Von Konstantin Zurawski
Gründungsrektor Wulf Fischer: „Die Grundidee des Hochschulfreiheitsgesetzes ist durchaus positiv“. Foto: Stefan Teuber
"Wir wollen durch ein klares Bekenntnis zu Wettbewerb und Evaluierung Anreize zu Spitzenleistungen setzen“, sagt Wissenschaftsminister Pinkwart, „wir verabschieden uns vom staatlichen Dirigismus und setzen auf eine Kultur des Vertrauens.“ Durch das Hochschulfreiheitsgesetz sollen die 26 Hochschulen in Nordrhein-Westfalen mehr Verantwortung bekommen und im Wettbewerb zueinander stehen. So sind die Hochschulen dann keine staatlichen Einrichtungen mehr, sondern Körperschaften des öffentlichen Rechts und können selbst über angebotene Studienfächer, Personal und Finanzen entscheiden.
Leistungsabhängige Finanzierung
Die Finanzierung der Hochschulen soll grundsätzlich Aufgabe des Landes bleiben, aber künftig noch leistungsabhängiger sein. Je kürzer die Studiendauer der Studierenden ist, desto mehr Geld bekommt die Hochschule vom Land. Schon jetzt können die Hochschulen mit ihrem Etat weitgehend selbst wirtschaften und Rücklagen bilden. Das Hochschulfreiheitsgesetz ermöglicht ihnen, Unternehmen zu gründen oder sich an Unternehmen zu beteiligen, sofern ein Wissenschaftsbezug gewährleistet ist. „Die moderne Hochschule muss eigenverantwortlich auf den Zukunftsmärkten agieren können“, so Pinkwart.

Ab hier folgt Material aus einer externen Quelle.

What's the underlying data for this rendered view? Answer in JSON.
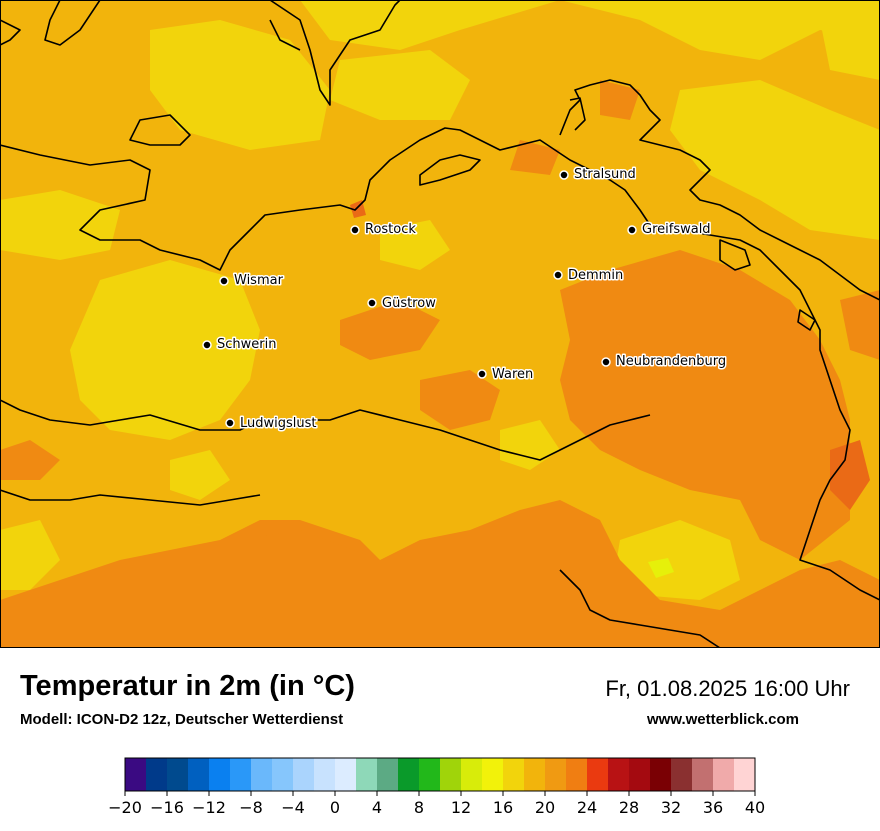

Zielvereinbarungen sichern vielfältiges Angebot
Zur geplanten Autonomie der Hochschulen gehört auch die Personalverwaltung. So können die Universitäten und Fachhochschulen zukünftig selbst über die Einstellung von Professoren, wissenschaftlichen Mitarbeitern und Verwaltungsangestellten entscheiden. Weiterhin wird ihnen freigestellt, ganze Studiengänge zu streichen. Über Zielvereinbarungen mit den Hochschulen will Pinkwart aber sicherstellen, dass ein vielfältiges Angebot an Studiengängen in Nordrhein-Westfalen erhalten bleibt. Professor Wulf Fischer, Gründungsrektor der Fachhochschule (FH) Bonn-Rhein-Sieg, sowie der Kanzler der FH Hans Stender begrüßen die Grundidee des geplanten Gesetzes. „Die Hochschulen haben immer mehr Verantwortung und Freiheit gefordert“, sagt Fischer, „diese Freiheit bekommen sie jetzt“. Hans Stender sieht im Hochschulfreiheitsgesetz eine Chance, „die es zu nutzen gilt“. So hänge es maßgeblich von den Hochschulen ab, was sie in Zukunft aus dem Gesetz machen.

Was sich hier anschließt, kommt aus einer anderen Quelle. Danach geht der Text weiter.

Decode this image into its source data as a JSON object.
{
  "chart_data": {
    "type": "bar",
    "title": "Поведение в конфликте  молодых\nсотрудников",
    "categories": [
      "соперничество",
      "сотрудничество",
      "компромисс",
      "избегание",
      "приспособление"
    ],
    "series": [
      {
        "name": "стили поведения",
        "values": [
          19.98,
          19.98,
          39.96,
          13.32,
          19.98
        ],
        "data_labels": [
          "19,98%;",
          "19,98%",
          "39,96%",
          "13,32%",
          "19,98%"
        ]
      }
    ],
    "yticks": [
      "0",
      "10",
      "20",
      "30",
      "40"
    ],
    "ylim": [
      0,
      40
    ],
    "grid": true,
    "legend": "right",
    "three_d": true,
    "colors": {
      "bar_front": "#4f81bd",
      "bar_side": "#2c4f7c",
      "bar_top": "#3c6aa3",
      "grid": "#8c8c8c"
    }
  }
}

Hochschulen agieren mehr wie Unternehmen
SPD-Hochschulexperte Karl Schultheis kritisiert das Gesetz: „Die Hochschulen müssen sich demnächst alleine um die wirtschaftliche Verwertbarkeit ihres Wissens kümmern.“ Hans Stender sieht dagegen viele Kritikpunkte am Gesetz als unbegründete Angst. „Das Hochschulfreiheitsgesetz wird dazu beitragen, dass Hochschulen weniger wie Behörden und mehr wie Unternehmen agieren. Deshalb werden sie aber noch lange nicht zu Unternehmen mit dem Ziel, Gewinne einzufahren“, so Stender. So blieben die Aufgaben der Hochschulen in Lehre und Forschung. „Universitäten und Fachhochschulen haben eine Verpflichtung gegenüber der Gesellschaft und den Studierenden“, erklärt Fischer, „und diese Verpflichtung ist es, den Studierenden so gute Studienbedingungen wie möglich zu bieten.“
FH Bonn-Rhein-Sieg hat es leichter
Die Fachhochschule Bonn-Rhein-Sieg hat es laut Fischer leichter als andere Hochschulen, das Hochschulfreiheitsgesetz umzusetzen. „Unsere Hochschule ist noch jung, da wird die Akzeptanz für neue Zuständigkeiten etwas größer sein“, behauptet Fischer. Die FH Bonn-Rhein-Sieg nimmt außerdem an einem Modellversuch teil, ihre Gebäude selbst zu verwalten. So bekommt die FH das Eigentum an den Gebäuden übertragen und ist für Erhalt und Renovierung verantwortlich. „Ziel muss es sein, unsere Fachhochschule in einem solch guten Zustand zu halten“, sagt Fischer.